I have a friend* that posts on myspace and copyrights every one of her blog entries (actually she does it on facebook as well) because she's planning on writing a book and I think her blogs will become the substance of her work. I would assume that she's copyrighting everything so that others cannot steal what she's written and write their own book before she finishes hers.

I don't understand how copyrighting your blog can stifle creativity and innovation.

*If anyone's interested, she's a very encouraging Christian (love her!) and just recently disclosed her bipolar diagnosis.

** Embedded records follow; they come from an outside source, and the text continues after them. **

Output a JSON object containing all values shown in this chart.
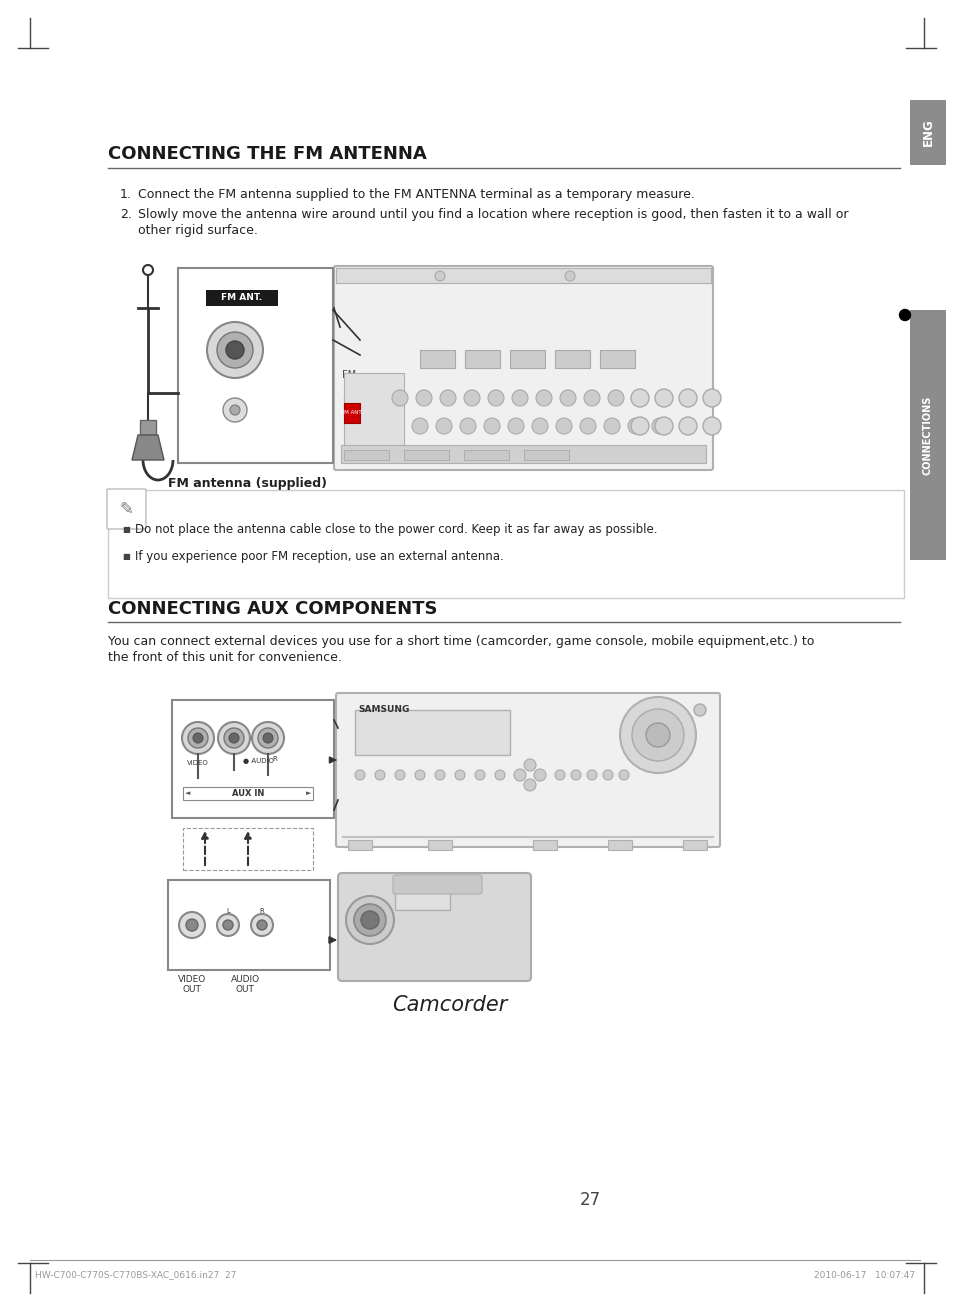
{
  "page_bg": "#ffffff",
  "section1_title": "CONNECTING THE FM ANTENNA",
  "bullet1": "Connect the FM antenna supplied to the FM ANTENNA terminal as a temporary measure.",
  "bullet2a": "Slowly move the antenna wire around until you find a location where reception is good, then fasten it to a wall or",
  "bullet2b": "other rigid surface.",
  "fm_antenna_label": "FM antenna (supplied)",
  "note1": "Do not place the antenna cable close to the power cord. Keep it as far away as possible.",
  "note2": "If you experience poor FM reception, use an external antenna.",
  "section2_title": "CONNECTING AUX COMPONENTS",
  "section2_body1": "You can connect external devices you use for a short time (camcorder, game console, mobile equipment,etc.) to",
  "section2_body2": "the front of this unit for convenience.",
  "camcorder_label": "Camcorder",
  "eng_tab_text": "ENG",
  "connections_tab_text": "CONNECTIONS",
  "page_number": "27",
  "footer_left": "HW-C700-C770S-C770BS-XAC_0616.in27  27",
  "footer_right": "2010-06-17   10:07:47",
  "gray_tab": "#8c8c8c",
  "dark_text": "#222222",
  "mid_text": "#555555",
  "light_gray": "#cccccc",
  "panel_gray": "#e8e8e8",
  "border_gray": "#aaaaaa"
}
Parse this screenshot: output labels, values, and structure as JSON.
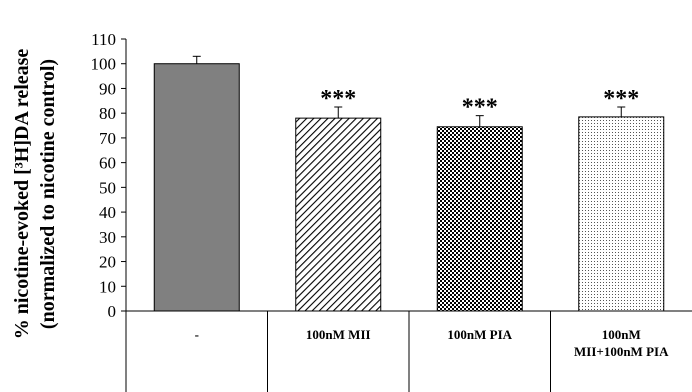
{
  "chart_data": {
    "type": "bar",
    "title": "",
    "xlabel": "",
    "ylabel_line1": "% nicotine-evoked [³H]DA release",
    "ylabel_line2": "(normalized to nicotine control)",
    "ylim": [
      0,
      110
    ],
    "yticks": [
      "0",
      "10",
      "20",
      "30",
      "40",
      "50",
      "60",
      "70",
      "80",
      "90",
      "100",
      "110"
    ],
    "categories": [
      {
        "lines": [
          "-"
        ]
      },
      {
        "lines": [
          "100nM MII"
        ]
      },
      {
        "lines": [
          "100nM PIA"
        ]
      },
      {
        "lines": [
          "100nM",
          "MII+100nM PIA"
        ]
      }
    ],
    "values": [
      100,
      78,
      74.5,
      78.5
    ],
    "errors": [
      3,
      4.5,
      4.5,
      4
    ],
    "significance": [
      "",
      "***",
      "***",
      "***"
    ],
    "fills": [
      "solid-gray",
      "diagonal-stripes",
      "checker",
      "dots"
    ],
    "colors": {
      "solid": "#808080",
      "stroke": "#000000"
    },
    "grid": false,
    "legend": "none"
  }
}
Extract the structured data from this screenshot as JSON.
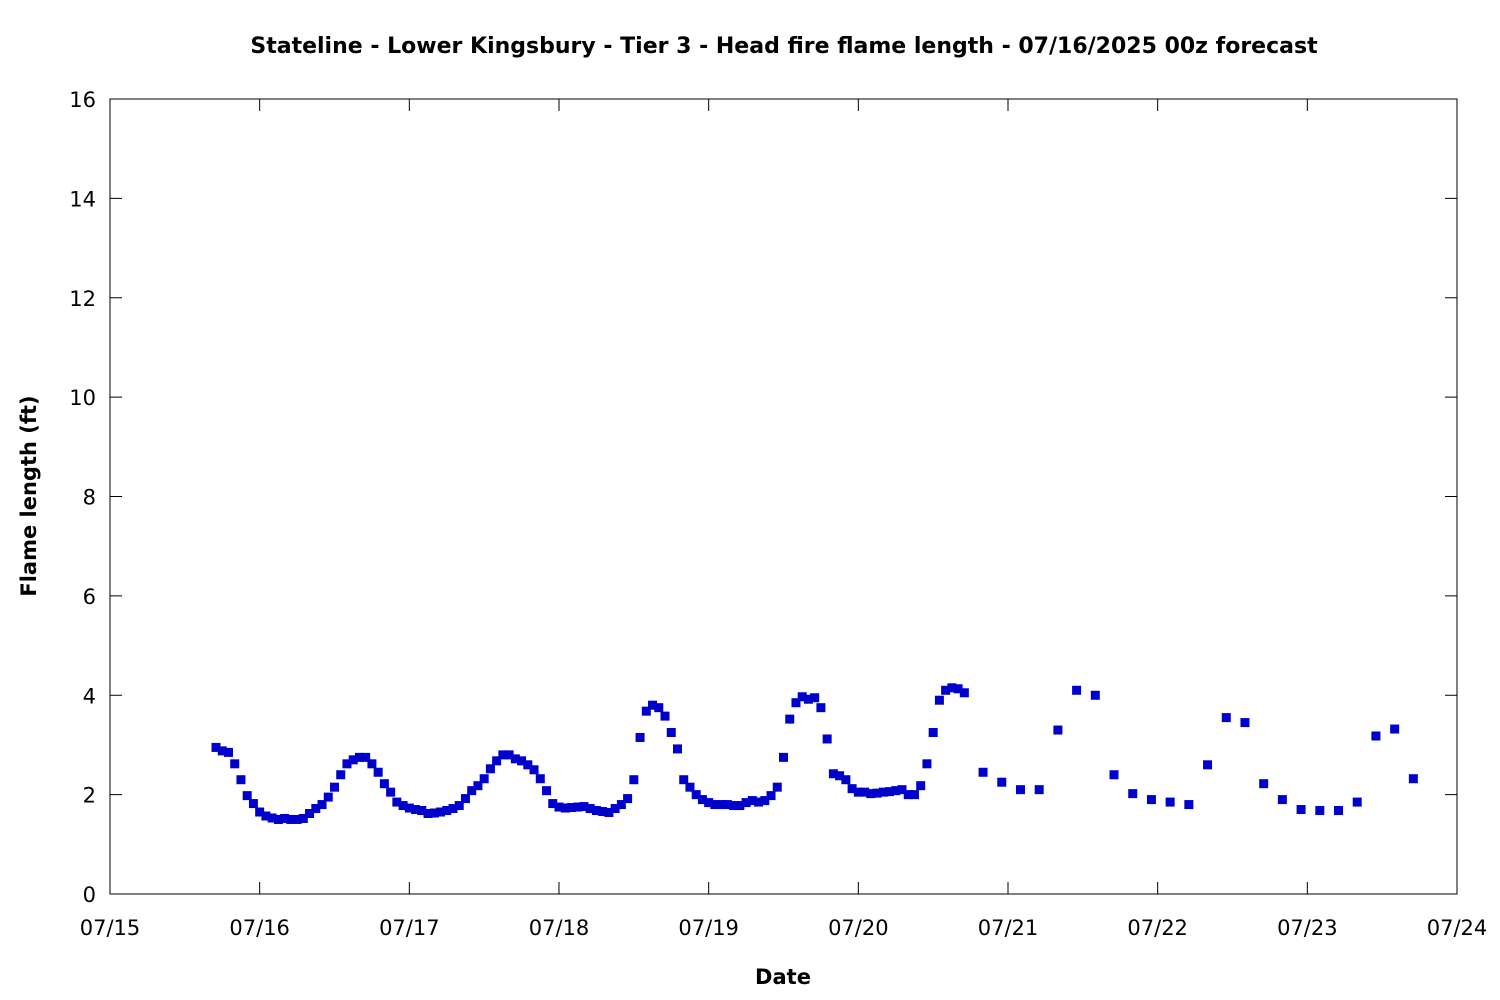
{
  "chart_data": {
    "type": "scatter",
    "title": "Stateline - Lower Kingsbury - Tier 3 - Head fire flame length - 07/16/2025 00z forecast",
    "xlabel": "Date",
    "ylabel": "Flame length (ft)",
    "xlim": [
      "2025-07-15T00:00",
      "2025-07-24T00:00"
    ],
    "ylim": [
      0,
      16
    ],
    "x_tick_labels": [
      "07/15",
      "07/16",
      "07/17",
      "07/18",
      "07/19",
      "07/20",
      "07/21",
      "07/22",
      "07/23",
      "07/24"
    ],
    "y_tick_labels": [
      "0",
      "2",
      "4",
      "6",
      "8",
      "10",
      "12",
      "14",
      "16"
    ],
    "y_ticks": [
      0,
      2,
      4,
      6,
      8,
      10,
      12,
      14,
      16
    ],
    "grid": false,
    "marker_color": "#0000cc",
    "series": [
      {
        "x": [
          "2025-07-15T17:00",
          "2025-07-15T18:00",
          "2025-07-15T19:00",
          "2025-07-15T20:00",
          "2025-07-15T21:00",
          "2025-07-15T22:00",
          "2025-07-15T23:00",
          "2025-07-16T00:00",
          "2025-07-16T01:00",
          "2025-07-16T02:00",
          "2025-07-16T03:00",
          "2025-07-16T04:00",
          "2025-07-16T05:00",
          "2025-07-16T06:00",
          "2025-07-16T07:00",
          "2025-07-16T08:00",
          "2025-07-16T09:00",
          "2025-07-16T10:00",
          "2025-07-16T11:00",
          "2025-07-16T12:00",
          "2025-07-16T13:00",
          "2025-07-16T14:00",
          "2025-07-16T15:00",
          "2025-07-16T16:00",
          "2025-07-16T17:00",
          "2025-07-16T18:00",
          "2025-07-16T19:00",
          "2025-07-16T20:00",
          "2025-07-16T21:00",
          "2025-07-16T22:00",
          "2025-07-16T23:00",
          "2025-07-17T00:00",
          "2025-07-17T01:00",
          "2025-07-17T02:00",
          "2025-07-17T03:00",
          "2025-07-17T04:00",
          "2025-07-17T05:00",
          "2025-07-17T06:00",
          "2025-07-17T07:00",
          "2025-07-17T08:00",
          "2025-07-17T09:00",
          "2025-07-17T10:00",
          "2025-07-17T11:00",
          "2025-07-17T12:00",
          "2025-07-17T13:00",
          "2025-07-17T14:00",
          "2025-07-17T15:00",
          "2025-07-17T16:00",
          "2025-07-17T17:00",
          "2025-07-17T18:00",
          "2025-07-17T19:00",
          "2025-07-17T20:00",
          "2025-07-17T21:00",
          "2025-07-17T22:00",
          "2025-07-17T23:00",
          "2025-07-18T00:00",
          "2025-07-18T01:00",
          "2025-07-18T02:00",
          "2025-07-18T03:00",
          "2025-07-18T04:00",
          "2025-07-18T05:00",
          "2025-07-18T06:00",
          "2025-07-18T07:00",
          "2025-07-18T08:00",
          "2025-07-18T09:00",
          "2025-07-18T10:00",
          "2025-07-18T11:00",
          "2025-07-18T12:00",
          "2025-07-18T13:00",
          "2025-07-18T14:00",
          "2025-07-18T15:00",
          "2025-07-18T16:00",
          "2025-07-18T17:00",
          "2025-07-18T18:00",
          "2025-07-18T19:00",
          "2025-07-18T20:00",
          "2025-07-18T21:00",
          "2025-07-18T22:00",
          "2025-07-18T23:00",
          "2025-07-19T00:00",
          "2025-07-19T01:00",
          "2025-07-19T02:00",
          "2025-07-19T03:00",
          "2025-07-19T04:00",
          "2025-07-19T05:00",
          "2025-07-19T06:00",
          "2025-07-19T07:00",
          "2025-07-19T08:00",
          "2025-07-19T09:00",
          "2025-07-19T10:00",
          "2025-07-19T11:00",
          "2025-07-19T12:00",
          "2025-07-19T13:00",
          "2025-07-19T14:00",
          "2025-07-19T15:00",
          "2025-07-19T16:00",
          "2025-07-19T17:00",
          "2025-07-19T18:00",
          "2025-07-19T19:00",
          "2025-07-19T20:00",
          "2025-07-19T21:00",
          "2025-07-19T22:00",
          "2025-07-19T23:00",
          "2025-07-20T00:00",
          "2025-07-20T01:00",
          "2025-07-20T02:00",
          "2025-07-20T03:00",
          "2025-07-20T04:00",
          "2025-07-20T05:00",
          "2025-07-20T06:00",
          "2025-07-20T07:00",
          "2025-07-20T08:00",
          "2025-07-20T09:00",
          "2025-07-20T10:00",
          "2025-07-20T11:00",
          "2025-07-20T12:00",
          "2025-07-20T13:00",
          "2025-07-20T14:00",
          "2025-07-20T15:00",
          "2025-07-20T16:00",
          "2025-07-20T17:00",
          "2025-07-20T20:00",
          "2025-07-20T23:00",
          "2025-07-21T02:00",
          "2025-07-21T05:00",
          "2025-07-21T08:00",
          "2025-07-21T11:00",
          "2025-07-21T14:00",
          "2025-07-21T17:00",
          "2025-07-21T20:00",
          "2025-07-21T23:00",
          "2025-07-22T02:00",
          "2025-07-22T05:00",
          "2025-07-22T08:00",
          "2025-07-22T11:00",
          "2025-07-22T14:00",
          "2025-07-22T17:00",
          "2025-07-22T20:00",
          "2025-07-22T23:00",
          "2025-07-23T02:00",
          "2025-07-23T05:00",
          "2025-07-23T08:00",
          "2025-07-23T11:00",
          "2025-07-23T14:00",
          "2025-07-23T17:00"
        ],
        "y": [
          2.95,
          2.88,
          2.85,
          2.62,
          2.3,
          1.98,
          1.82,
          1.65,
          1.57,
          1.53,
          1.5,
          1.52,
          1.5,
          1.5,
          1.52,
          1.62,
          1.72,
          1.8,
          1.95,
          2.15,
          2.4,
          2.62,
          2.7,
          2.75,
          2.75,
          2.62,
          2.45,
          2.22,
          2.05,
          1.85,
          1.78,
          1.73,
          1.7,
          1.68,
          1.62,
          1.63,
          1.65,
          1.68,
          1.72,
          1.78,
          1.92,
          2.08,
          2.18,
          2.32,
          2.52,
          2.68,
          2.8,
          2.8,
          2.72,
          2.68,
          2.6,
          2.5,
          2.32,
          2.08,
          1.82,
          1.75,
          1.73,
          1.74,
          1.75,
          1.76,
          1.72,
          1.68,
          1.66,
          1.64,
          1.72,
          1.8,
          1.92,
          2.3,
          3.15,
          3.68,
          3.8,
          3.75,
          3.58,
          3.25,
          2.92,
          2.3,
          2.15,
          2.0,
          1.9,
          1.84,
          1.8,
          1.8,
          1.8,
          1.78,
          1.78,
          1.84,
          1.88,
          1.85,
          1.88,
          1.98,
          2.15,
          2.75,
          3.52,
          3.85,
          3.97,
          3.92,
          3.95,
          3.75,
          3.12,
          2.42,
          2.38,
          2.3,
          2.12,
          2.05,
          2.05,
          2.02,
          2.03,
          2.05,
          2.06,
          2.08,
          2.1,
          2.0,
          2.0,
          2.18,
          2.62,
          3.25,
          3.9,
          4.1,
          4.15,
          4.13,
          4.05,
          2.45,
          2.25,
          2.1,
          2.1,
          3.3,
          4.1,
          4.0,
          2.4,
          2.02,
          1.9,
          1.85,
          1.8,
          2.6,
          3.55,
          3.45,
          2.22,
          1.9,
          1.7,
          1.68,
          1.68,
          1.85,
          3.18,
          3.32,
          2.32
        ]
      }
    ]
  }
}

I'd be happy to send you the link to her page if you PM/email me.

Research Intellectual Property

Some of what Vox has to say about copyrights and intellectual property in general:
http://voxday.blogspot.com/2006/02/mailvox-ip...
http://voxday.blogspot.com/2006/03/ip-and-inn...
http://voxday.blogspot.com/2007/12/illustrati...
http://voxday.blogspot.com/2007/05/what-gover...
http://voxday.blogspot.com/2006/12/catching-o...
http://voxday.blogspot.com/2006/11/ebooks-and...
http://voxday.blogspot.com/2006/02/of-copyrig...
http://voxday.blogspot.com/2006/02/copyright-...
http://voxday.blogspot.com/2006/02/copyright-...

Here are the critical elements for me:
1. Copyrights stifle and punish creativity far more than they encourage or protect it.
2. Copyrights require the force of government, always a red flag--no, always dangerous and stupid.
3. What government can grant, it can take away. No, that's not quite accurate. This is: what government grants, it takes away.
4. IP is not real property by any natural, common sense understanding. As such, the square peg has to be really smashed to fit into the round hole.